Il magistrato e il condannato: L'amicizia cresciuta oltre le sbarre

Ha debuttato al Festival delle Colline Torinesi in prima nazionale l’adattamento teatrale a cura di Simone Schinocca di “Fine pena ora”, racconto autobiografico di Elvio Fassone, ex-magistrato ed ex componente del Consiglio Superiore della Magistratura, sulla corrispondenza intrattenuta con Salvatore, detenuto che egli stesso aveva condannato all’ergastolo, che è continuata per 34 anni. 

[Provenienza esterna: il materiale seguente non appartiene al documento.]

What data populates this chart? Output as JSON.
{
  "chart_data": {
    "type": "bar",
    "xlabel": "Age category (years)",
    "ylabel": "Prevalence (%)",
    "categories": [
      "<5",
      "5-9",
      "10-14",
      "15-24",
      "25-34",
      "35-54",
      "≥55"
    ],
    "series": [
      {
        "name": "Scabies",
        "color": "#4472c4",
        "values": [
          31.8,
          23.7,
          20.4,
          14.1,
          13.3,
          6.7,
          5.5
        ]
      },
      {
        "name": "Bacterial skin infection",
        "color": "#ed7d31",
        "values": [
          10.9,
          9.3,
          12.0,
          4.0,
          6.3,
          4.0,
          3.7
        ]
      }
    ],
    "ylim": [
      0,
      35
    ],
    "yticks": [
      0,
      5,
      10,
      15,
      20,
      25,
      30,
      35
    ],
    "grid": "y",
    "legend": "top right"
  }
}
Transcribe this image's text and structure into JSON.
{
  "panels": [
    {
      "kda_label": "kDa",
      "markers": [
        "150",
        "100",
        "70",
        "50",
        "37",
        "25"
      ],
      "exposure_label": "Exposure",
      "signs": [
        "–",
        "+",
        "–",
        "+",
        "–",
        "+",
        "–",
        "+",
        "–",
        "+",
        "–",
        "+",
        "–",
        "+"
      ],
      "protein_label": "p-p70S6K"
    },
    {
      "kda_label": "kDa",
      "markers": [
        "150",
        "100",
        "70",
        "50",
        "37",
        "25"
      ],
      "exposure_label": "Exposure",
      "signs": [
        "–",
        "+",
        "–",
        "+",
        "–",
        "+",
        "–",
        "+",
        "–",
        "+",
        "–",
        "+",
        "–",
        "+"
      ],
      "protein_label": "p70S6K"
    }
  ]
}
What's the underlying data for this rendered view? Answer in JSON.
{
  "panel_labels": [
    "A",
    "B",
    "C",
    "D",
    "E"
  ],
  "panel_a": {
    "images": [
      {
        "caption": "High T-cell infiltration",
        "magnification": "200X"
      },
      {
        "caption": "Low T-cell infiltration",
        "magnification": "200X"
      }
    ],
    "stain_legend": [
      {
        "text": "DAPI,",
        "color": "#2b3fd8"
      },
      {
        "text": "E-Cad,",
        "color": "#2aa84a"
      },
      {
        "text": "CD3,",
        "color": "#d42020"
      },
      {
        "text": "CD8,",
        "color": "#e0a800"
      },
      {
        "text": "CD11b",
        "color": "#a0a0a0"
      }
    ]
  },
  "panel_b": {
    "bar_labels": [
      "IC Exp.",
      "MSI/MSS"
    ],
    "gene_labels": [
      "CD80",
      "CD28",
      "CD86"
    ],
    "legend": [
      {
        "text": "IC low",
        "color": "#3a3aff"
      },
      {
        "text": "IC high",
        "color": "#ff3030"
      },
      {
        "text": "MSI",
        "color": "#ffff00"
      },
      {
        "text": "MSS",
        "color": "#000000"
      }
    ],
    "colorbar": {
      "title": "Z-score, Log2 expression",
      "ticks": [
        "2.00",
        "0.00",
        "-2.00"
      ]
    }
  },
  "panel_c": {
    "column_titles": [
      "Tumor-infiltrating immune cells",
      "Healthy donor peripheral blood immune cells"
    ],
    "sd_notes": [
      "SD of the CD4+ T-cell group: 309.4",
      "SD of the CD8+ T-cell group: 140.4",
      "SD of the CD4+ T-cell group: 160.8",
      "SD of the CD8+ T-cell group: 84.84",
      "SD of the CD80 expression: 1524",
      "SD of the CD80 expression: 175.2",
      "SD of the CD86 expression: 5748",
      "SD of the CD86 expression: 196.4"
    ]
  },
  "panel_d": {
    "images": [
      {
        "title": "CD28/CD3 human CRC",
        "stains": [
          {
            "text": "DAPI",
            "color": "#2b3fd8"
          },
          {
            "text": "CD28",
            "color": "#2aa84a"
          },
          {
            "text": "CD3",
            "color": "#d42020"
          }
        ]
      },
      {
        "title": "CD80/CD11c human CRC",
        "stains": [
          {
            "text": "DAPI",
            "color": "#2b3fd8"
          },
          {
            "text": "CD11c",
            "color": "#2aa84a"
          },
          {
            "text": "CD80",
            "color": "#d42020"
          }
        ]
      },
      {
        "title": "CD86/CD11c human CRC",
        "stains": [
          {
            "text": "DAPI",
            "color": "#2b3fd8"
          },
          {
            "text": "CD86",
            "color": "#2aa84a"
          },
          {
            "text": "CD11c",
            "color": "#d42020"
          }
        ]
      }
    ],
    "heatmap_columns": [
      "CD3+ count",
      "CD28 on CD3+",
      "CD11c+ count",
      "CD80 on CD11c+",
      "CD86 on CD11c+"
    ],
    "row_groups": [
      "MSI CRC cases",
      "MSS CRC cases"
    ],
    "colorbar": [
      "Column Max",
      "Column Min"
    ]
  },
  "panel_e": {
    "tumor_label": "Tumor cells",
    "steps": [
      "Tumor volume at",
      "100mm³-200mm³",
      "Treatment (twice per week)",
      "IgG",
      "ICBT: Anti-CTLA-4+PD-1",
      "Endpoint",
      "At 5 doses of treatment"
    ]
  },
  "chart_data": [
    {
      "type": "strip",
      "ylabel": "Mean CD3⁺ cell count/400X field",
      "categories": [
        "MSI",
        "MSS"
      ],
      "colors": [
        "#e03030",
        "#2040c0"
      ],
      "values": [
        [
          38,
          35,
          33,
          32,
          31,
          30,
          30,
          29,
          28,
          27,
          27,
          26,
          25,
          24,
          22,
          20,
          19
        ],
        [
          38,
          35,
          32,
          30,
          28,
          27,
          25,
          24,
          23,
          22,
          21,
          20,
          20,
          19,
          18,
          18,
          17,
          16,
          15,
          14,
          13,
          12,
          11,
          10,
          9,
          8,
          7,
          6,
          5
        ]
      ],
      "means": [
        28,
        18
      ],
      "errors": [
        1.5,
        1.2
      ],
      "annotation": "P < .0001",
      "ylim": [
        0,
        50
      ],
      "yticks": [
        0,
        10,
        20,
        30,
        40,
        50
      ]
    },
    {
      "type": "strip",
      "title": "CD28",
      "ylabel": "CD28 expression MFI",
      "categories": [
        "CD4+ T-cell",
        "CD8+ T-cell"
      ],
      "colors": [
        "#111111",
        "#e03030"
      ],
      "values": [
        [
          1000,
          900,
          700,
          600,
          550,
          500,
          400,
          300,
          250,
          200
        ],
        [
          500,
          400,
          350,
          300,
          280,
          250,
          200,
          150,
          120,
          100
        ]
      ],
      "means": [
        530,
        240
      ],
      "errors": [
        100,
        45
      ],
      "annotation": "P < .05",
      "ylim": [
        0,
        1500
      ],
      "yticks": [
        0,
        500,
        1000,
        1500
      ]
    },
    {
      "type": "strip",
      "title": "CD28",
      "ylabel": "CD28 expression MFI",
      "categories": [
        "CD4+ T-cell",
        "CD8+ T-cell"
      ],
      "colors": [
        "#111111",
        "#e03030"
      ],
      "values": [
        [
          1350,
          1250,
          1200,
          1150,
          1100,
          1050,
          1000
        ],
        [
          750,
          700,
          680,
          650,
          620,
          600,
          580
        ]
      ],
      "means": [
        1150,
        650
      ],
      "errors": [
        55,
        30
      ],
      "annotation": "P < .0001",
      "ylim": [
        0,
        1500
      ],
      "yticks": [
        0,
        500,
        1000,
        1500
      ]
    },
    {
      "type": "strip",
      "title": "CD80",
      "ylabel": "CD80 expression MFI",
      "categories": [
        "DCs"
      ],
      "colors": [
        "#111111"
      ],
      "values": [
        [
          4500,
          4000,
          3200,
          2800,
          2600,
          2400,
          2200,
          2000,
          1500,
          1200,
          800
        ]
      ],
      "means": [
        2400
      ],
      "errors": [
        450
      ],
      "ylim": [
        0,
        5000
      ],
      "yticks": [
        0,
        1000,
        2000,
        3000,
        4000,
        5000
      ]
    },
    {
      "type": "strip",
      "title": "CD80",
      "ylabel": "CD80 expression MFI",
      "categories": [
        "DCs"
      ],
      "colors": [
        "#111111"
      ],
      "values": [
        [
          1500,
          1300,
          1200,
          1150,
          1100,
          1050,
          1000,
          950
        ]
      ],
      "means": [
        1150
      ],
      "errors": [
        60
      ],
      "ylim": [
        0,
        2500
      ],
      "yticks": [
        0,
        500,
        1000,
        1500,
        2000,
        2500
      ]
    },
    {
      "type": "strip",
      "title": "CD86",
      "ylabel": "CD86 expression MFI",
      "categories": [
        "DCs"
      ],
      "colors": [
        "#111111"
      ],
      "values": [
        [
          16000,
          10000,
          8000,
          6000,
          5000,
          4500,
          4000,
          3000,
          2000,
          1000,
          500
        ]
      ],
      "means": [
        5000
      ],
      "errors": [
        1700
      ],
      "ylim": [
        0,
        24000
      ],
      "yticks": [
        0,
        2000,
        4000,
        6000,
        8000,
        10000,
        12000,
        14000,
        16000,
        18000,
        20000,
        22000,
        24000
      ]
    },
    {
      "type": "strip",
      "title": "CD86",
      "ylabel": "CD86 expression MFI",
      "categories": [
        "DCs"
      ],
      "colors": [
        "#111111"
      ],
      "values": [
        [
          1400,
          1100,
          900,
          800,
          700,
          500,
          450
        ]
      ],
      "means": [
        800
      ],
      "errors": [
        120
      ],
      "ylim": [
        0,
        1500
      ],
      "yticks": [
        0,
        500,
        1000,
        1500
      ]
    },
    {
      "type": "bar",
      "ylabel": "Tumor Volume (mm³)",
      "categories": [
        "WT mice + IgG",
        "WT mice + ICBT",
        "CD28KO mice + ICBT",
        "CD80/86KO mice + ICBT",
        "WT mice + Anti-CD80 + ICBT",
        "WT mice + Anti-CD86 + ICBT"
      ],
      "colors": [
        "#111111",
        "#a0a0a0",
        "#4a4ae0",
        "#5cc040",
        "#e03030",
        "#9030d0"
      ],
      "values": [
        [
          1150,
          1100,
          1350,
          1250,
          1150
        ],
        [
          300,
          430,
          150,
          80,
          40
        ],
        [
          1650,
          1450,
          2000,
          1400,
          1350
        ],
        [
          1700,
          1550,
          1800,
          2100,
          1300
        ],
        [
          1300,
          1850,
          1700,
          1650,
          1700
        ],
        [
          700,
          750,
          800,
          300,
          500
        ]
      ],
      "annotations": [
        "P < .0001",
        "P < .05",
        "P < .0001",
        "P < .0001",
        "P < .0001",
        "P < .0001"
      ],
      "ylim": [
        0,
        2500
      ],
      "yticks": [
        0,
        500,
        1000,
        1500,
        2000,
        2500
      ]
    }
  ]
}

Tra i due si intreccia un dialogo inatteso, con registri che rivelano diverse appartenenze: è una presa di coscienza per entrambi, lettera dopo lettera, uno squarcio sul mondo. È la storia di un’amicizia fuori dall’ordinario e dalle convenzioni, che solo una volta si è tradotta in un incontro di persona. E allora, come suggerisce la drammaturgia, è forse più semplice incontrarsi in sogno, al tempo delle illusioni intatte, e, mentre si sciolgono i nodi (14.000, uno per ogni giorno passato in cella), provocarsi a vicenda per riflettere sul senso della pena, su ciò che rimane quando la libertà è tolta (speranza? dignità?), sulla sete di vita che vince l’inedia, sul desiderio di azzerare e ricominciare, su quanto l’intorno modelli le nostre scelte: “se suo figlio nasceva dove sono nato io, adesso era lui nella gabbia”, scrive Salvatore al “Presidente”.

Un’opera che scuote e commuove, che fa emergere le contraddizioni e mette al centro l’uomo, in tutto il suo smarrimento, al di là del bene e del male. Perché “Mai un uomo, o un atto, è tutto samsara o tutto nirvana”: non a caso Fassone scelse di regalare “Siddharta” a Salvatore, 38 anni fa.